3D thermobaric modelling of the gas hydrate stability zone onshore central Spitsbergen, Arctic Norway

Abstract

Dissociation of onshore natural gas hydrates (NGHs) could lead to the release of methane directly to the atmosphere, especially in Arctic regions such as Svalbard, where enhanced climate warming has the capacity to promote rapid methane evasion to the atmosphere following the decay of permafrost and glacier ice. Here we present the first assessment of the NGH stability zone (GHSZ) in central Spitsbergen, a climate-sensitive part of Svalbard where thermobaric conditions appear favourable for onshore NGH formation.
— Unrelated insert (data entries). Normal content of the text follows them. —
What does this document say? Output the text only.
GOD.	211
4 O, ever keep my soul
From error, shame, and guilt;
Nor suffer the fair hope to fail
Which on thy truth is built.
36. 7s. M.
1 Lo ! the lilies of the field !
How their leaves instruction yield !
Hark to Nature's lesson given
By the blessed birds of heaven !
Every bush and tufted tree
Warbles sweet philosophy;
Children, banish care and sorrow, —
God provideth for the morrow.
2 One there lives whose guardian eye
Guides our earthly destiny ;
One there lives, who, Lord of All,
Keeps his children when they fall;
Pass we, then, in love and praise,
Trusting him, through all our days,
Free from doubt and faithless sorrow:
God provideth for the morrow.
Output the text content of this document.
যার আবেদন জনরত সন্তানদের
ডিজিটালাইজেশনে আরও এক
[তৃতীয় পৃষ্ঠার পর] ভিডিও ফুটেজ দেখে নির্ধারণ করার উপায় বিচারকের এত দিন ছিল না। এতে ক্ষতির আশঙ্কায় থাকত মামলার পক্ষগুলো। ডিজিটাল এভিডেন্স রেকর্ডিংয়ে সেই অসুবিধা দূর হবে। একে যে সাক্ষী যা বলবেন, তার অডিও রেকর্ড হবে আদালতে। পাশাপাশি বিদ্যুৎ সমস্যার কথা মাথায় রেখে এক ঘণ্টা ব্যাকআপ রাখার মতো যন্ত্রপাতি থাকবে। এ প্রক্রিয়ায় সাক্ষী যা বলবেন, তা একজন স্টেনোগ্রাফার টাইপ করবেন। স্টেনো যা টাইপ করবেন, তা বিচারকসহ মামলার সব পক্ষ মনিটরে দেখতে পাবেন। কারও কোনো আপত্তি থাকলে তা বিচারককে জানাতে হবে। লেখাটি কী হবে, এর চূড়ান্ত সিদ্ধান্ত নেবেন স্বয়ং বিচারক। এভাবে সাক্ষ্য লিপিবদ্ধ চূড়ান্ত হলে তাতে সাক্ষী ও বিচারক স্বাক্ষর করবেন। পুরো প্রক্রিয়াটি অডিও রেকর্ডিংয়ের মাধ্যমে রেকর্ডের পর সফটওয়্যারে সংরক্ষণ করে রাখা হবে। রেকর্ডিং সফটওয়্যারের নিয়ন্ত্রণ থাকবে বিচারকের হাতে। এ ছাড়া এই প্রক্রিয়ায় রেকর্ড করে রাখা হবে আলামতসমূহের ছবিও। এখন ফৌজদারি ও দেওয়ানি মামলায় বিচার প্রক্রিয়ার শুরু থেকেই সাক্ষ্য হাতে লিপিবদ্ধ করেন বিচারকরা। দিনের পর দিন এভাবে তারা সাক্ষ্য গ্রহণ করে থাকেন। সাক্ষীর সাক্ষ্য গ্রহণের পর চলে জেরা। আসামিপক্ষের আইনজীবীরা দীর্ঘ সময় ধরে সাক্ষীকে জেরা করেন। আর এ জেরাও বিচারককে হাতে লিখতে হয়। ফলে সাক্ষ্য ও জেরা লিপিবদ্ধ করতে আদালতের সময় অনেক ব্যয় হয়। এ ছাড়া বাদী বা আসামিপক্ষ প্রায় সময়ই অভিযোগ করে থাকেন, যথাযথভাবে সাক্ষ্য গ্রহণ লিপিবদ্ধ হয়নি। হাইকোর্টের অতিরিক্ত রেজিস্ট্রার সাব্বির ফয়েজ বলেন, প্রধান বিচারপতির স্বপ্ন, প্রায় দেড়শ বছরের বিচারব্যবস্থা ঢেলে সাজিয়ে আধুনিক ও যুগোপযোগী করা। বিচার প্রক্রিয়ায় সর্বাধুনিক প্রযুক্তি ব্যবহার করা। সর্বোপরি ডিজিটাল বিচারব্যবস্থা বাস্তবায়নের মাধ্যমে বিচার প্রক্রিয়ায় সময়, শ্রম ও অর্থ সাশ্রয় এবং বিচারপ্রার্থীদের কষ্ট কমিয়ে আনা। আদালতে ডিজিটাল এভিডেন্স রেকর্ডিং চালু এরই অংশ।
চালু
We developed an approach incorporating regionally constrained 3-dimensional parameterisation of temperature, pressure and phase boundary (93% methane, 7% ethane, 35 ppt salinity) to define the GHSZ. This resulted in an up to 650 m thick (mean: 308 m) GHSZ covering 74.8% of the study area, thickening significantly in the east where the climate is colder. Perturbation of the base case parameters was undertaken to quantify the sensitivity of the GHSZ to the variation in environmental conditions across the study area. We present 26 examples of these deterministic scenarios and show that the largest changes in the GHSZ were observed when either the ethane content (to 20%) or the regional pore water pressure (to 125% hydrostatic) were increased. The GHSZ also increased markedly when the geothermal gradient was reduced from 33 to 26 °C km−1, but was almost completely inhibited by a dry gas (100% methane), greater salinity (50 ppt), or exposure to an increase in surface temperatures relative to the mean annual air temperature (e.g., by 2 °C). Most parameters affected both the upper and the lower stability boundary of the GHSZ, with the exception of the geothermal gradient, which impacted primarily upon the latter. Given that Svalbard is host to a proven petroleum system, we conclude that NGHs almost certainly exist onshore Svalbard.